Single-family housing starts, which accounted for 71% of all housing starts in June, were generally flat. Between May and June single-family starts fell by 0.8% to a seasonally adjusted annual rate of 591,000. Over the past 12 months, single-family housing starts are up 11.5%. Going forward, single-family starts should continue to grow. NAHB forecasts that single-family construction will be up 20% for 2013.
One of the headwinds for builders is lack of available workers. Indeed, the number of open, unfilled positions in the construction industry remains near post-Great Recession highs, according to the Job Openings and Labor Turnover Survey from the Bureau of Labor Statistics.
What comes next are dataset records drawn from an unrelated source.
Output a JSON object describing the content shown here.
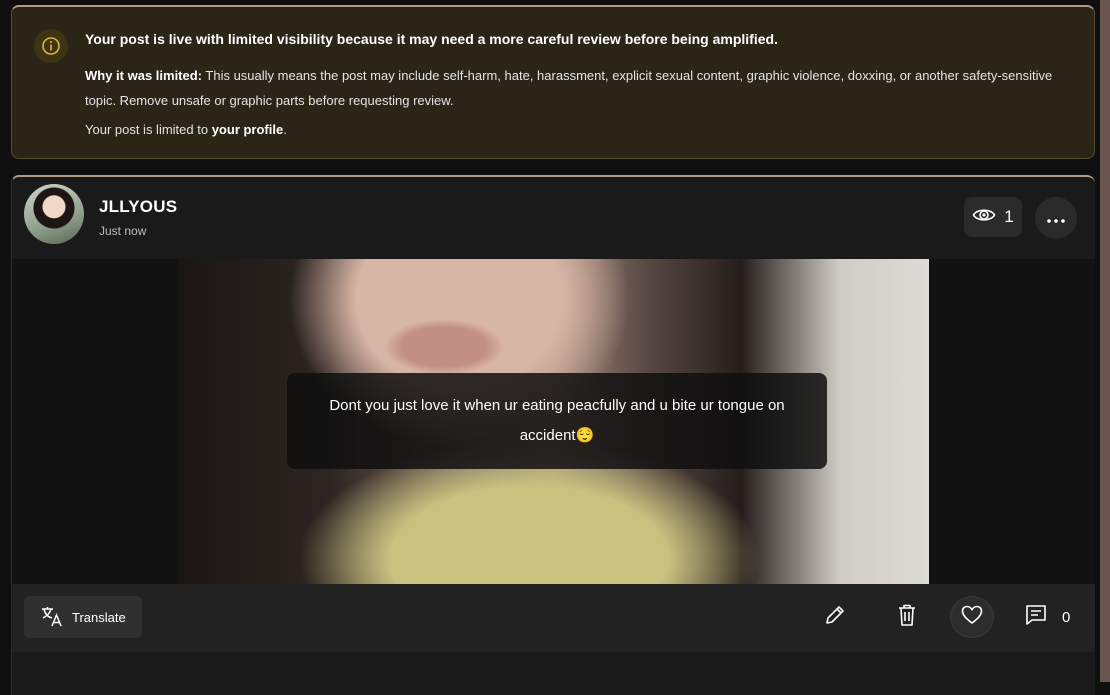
{
  "notice": {
    "title": "Your post is live with limited visibility because it may need a more careful review before being amplified.",
    "why_label": "Why it was limited:",
    "why_text": " This usually means the post may include self-harm, hate, harassment, explicit sexual content, graphic violence, doxxing, or another safety-sensitive topic. Remove unsafe or graphic parts before requesting review.",
    "limited_prefix": "Your post is limited to ",
    "limited_target": "your profile",
    "limited_suffix": ".",
    "icon": "info-icon",
    "accent_color": "#d9b445"
  },
  "post": {
    "username": "JLLYOUS",
    "timestamp": "Just now",
    "views": "1",
    "caption": "Dont you just love it when ur eating peacfully and u bite ur tongue on accident😌",
    "translate_label": "Translate",
    "comment_count": "0",
    "icons": {
      "views": "eye-icon",
      "more": "more-horizontal-icon",
      "translate": "translate-icon",
      "edit": "pencil-icon",
      "delete": "trash-icon",
      "like": "heart-icon",
      "comment": "comment-icon"
    }
  }
}
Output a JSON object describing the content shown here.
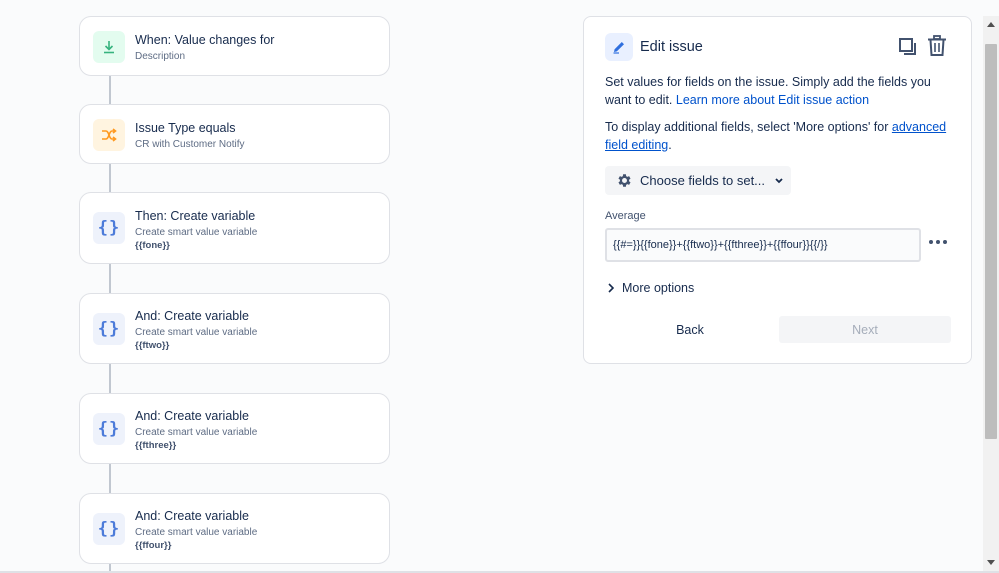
{
  "rule_chain": {
    "trigger": {
      "title": "When: Value changes for",
      "subtitle": "Description",
      "icon": "download-arrow-icon"
    },
    "condition": {
      "title": "Issue Type equals",
      "subtitle": "CR with Customer Notify",
      "icon": "shuffle-icon"
    },
    "actions": [
      {
        "title": "Then: Create variable",
        "subtitle": "Create smart value variable",
        "variable": "{{fone}}"
      },
      {
        "title": "And: Create variable",
        "subtitle": "Create smart value variable",
        "variable": "{{ftwo}}"
      },
      {
        "title": "And: Create variable",
        "subtitle": "Create smart value variable",
        "variable": "{{fthree}}"
      },
      {
        "title": "And: Create variable",
        "subtitle": "Create smart value variable",
        "variable": "{{ffour}}"
      }
    ],
    "action_icon": "{}"
  },
  "panel": {
    "title": "Edit issue",
    "description": "Set values for fields on the issue. Simply add the fields you want to edit.",
    "learn_more_link": "Learn more about Edit issue action",
    "display_text": "To display additional fields, select 'More options' for",
    "advanced_link": "advanced field editing",
    "display_suffix": ".",
    "choose_fields_label": "Choose fields to set...",
    "field_label": "Average",
    "field_value": "{{#=}}{{fone}}+{{ftwo}}+{{fthree}}+{{ffour}}{{/}}",
    "more_options_label": "More options",
    "back_label": "Back",
    "next_label": "Next"
  },
  "colors": {
    "accent": "#0052cc",
    "trigger_icon_bg": "#e3fcef",
    "condition_icon_bg": "#fff4e0",
    "action_icon_bg": "#eef2fb"
  }
}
The number of unfilled positions in the sector stood at 103,000 in May, marking four of the last five months for which the total number of open positions was greater than 100,000. This is the first time this has occurred since 2008.
Another headwind, particularly for first-time home buyers, is lack of robust income growth. Disposable incomes actually fell going into 2013 due to the expiration of the payroll tax cut that ended with the Fiscal Cliff deal. Declines in after-tax income may be responsible for recent increases in revolving consumer credit, such as car and student loans. These income and credit issues bear watching for possible impacts on housing demand.